La Commissione parlamentare per le questioni regionali,

esaminato il testo unificato C. 5830 cost. e abb., recante "Ordinamento federale della Repubblica",

ESPRIME PARERE FAVOREVOLE

con le seguenti osservazioni e condizioni:

- con riferimento all'articolo 1, la Commissione rileva che l'intitolazione all'ordinamento federale della Repubblica non rispecchia i contenuti sostanziali del provvedimento, che costruisce un impianto autonomistico avanzato, ma non ancora riconducibile al modello federalista per la mancanza dei necessari interventi sulla struttura del Parlamento e la forma di governo.
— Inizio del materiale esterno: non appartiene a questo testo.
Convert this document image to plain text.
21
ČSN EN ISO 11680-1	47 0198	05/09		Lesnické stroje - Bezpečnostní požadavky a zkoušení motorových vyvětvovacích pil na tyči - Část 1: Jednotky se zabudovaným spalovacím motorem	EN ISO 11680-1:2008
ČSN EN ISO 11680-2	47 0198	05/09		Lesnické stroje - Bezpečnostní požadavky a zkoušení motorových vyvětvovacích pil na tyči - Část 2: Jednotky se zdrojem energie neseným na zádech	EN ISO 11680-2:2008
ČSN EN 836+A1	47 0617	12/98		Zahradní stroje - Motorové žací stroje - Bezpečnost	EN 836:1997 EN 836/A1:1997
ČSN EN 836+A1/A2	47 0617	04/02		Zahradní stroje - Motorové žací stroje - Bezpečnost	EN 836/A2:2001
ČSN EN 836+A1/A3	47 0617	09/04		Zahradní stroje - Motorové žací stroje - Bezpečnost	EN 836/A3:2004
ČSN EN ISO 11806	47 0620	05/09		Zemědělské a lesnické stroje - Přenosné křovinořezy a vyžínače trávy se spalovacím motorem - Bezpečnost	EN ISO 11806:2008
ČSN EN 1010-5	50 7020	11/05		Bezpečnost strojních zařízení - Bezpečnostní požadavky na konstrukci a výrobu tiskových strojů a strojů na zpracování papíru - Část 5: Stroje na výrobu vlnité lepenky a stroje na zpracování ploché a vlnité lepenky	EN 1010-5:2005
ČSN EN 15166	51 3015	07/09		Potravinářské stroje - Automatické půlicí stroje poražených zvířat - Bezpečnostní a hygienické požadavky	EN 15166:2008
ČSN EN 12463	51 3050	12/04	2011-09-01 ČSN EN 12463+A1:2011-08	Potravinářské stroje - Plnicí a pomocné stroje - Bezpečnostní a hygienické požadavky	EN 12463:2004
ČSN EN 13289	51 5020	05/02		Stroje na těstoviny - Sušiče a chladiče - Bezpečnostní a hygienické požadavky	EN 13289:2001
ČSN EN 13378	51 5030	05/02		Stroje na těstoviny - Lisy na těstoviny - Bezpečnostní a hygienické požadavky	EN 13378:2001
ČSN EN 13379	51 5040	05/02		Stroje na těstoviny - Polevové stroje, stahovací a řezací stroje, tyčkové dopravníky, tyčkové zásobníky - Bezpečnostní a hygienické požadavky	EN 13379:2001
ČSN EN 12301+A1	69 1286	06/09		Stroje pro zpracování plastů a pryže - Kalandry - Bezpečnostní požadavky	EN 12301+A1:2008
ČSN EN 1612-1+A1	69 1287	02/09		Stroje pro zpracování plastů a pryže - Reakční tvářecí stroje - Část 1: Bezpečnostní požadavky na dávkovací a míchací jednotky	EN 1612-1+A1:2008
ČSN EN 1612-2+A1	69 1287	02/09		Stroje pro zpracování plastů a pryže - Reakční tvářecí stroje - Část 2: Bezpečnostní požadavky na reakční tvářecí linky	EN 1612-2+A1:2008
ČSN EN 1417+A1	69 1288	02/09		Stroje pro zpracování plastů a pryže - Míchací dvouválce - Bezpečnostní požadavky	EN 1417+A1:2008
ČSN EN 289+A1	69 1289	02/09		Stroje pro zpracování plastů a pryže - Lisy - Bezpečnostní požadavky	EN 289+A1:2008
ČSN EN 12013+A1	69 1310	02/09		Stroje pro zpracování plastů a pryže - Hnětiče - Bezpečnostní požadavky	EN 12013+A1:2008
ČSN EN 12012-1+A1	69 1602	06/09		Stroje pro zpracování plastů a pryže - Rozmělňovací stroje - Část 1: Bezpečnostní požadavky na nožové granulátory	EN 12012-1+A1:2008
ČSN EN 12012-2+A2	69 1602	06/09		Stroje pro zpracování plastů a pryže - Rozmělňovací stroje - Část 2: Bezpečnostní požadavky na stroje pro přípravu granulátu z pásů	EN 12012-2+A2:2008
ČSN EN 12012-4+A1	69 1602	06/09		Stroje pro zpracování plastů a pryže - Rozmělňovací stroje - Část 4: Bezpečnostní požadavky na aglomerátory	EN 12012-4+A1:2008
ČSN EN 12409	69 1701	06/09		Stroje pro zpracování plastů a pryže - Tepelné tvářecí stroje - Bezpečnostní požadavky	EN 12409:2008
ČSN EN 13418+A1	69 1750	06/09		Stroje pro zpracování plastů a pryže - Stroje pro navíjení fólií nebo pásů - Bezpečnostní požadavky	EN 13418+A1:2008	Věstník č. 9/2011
Tra l'altro, la nuova intitolazione porrebbe un problema di compatibilità anche con l'articolo 5 della Costituzione, aspetto questo che non sembra essere stato sufficientemente considerato. Pertanto, la riforma che si prospetta realizza un modello più spiccatamente autonomista, ma non ancora propriamente federalista. La nuova rubrica del titolo V può quindi essere accolta soprattutto per il suo significato programmatico.

- Con riferimento all'articolo 2, che definisce i vari enti territoriali come soggetti costitutivi della Repubblica, si osserva che la dottrina tradizionale insegna che nella Carta fondamentale il termine Repubblica viene impiegato con riferimento al concetto giuridico di Stato-istituzione o Stato-ordinamento, che si compone di tre elementi costitutivi (popolo, territorio e sovranità); in questo senso la Repubblica è comprensiva di tutti gli ordinamenti minori, intesi anche come formazioni sociali che in essa si sviluppano. Pertanto, la definizione della Repubblica come entità costituita dai vari enti territoriali è incompleta, perché pone apparentemente sullo stesso piano entità che non partecipano in modo paritario alla titolarità e all'esercizio dei poteri sovrani, dato che solo le regioni esercitano il potere legislativo e partecipano, sia pure in modo eventuale, alla funzione di revisione costituzionale. Ciò non vuole naturalmente sminuire il significato storico, socio-economico e politico degli enti locali, che sono comunità naturali addirittura preesistenti allo Stato unitario e sulle quali l'ordinamento repubblicano è fortemente radicato. A questo proposito anzi è significativa e prefigura uno sviluppo nella direzione di un effettivo federalismo la formulazione che costruisce la Repubblica dal basso partendo dagli enti territoriali di base, cioè dai comuni.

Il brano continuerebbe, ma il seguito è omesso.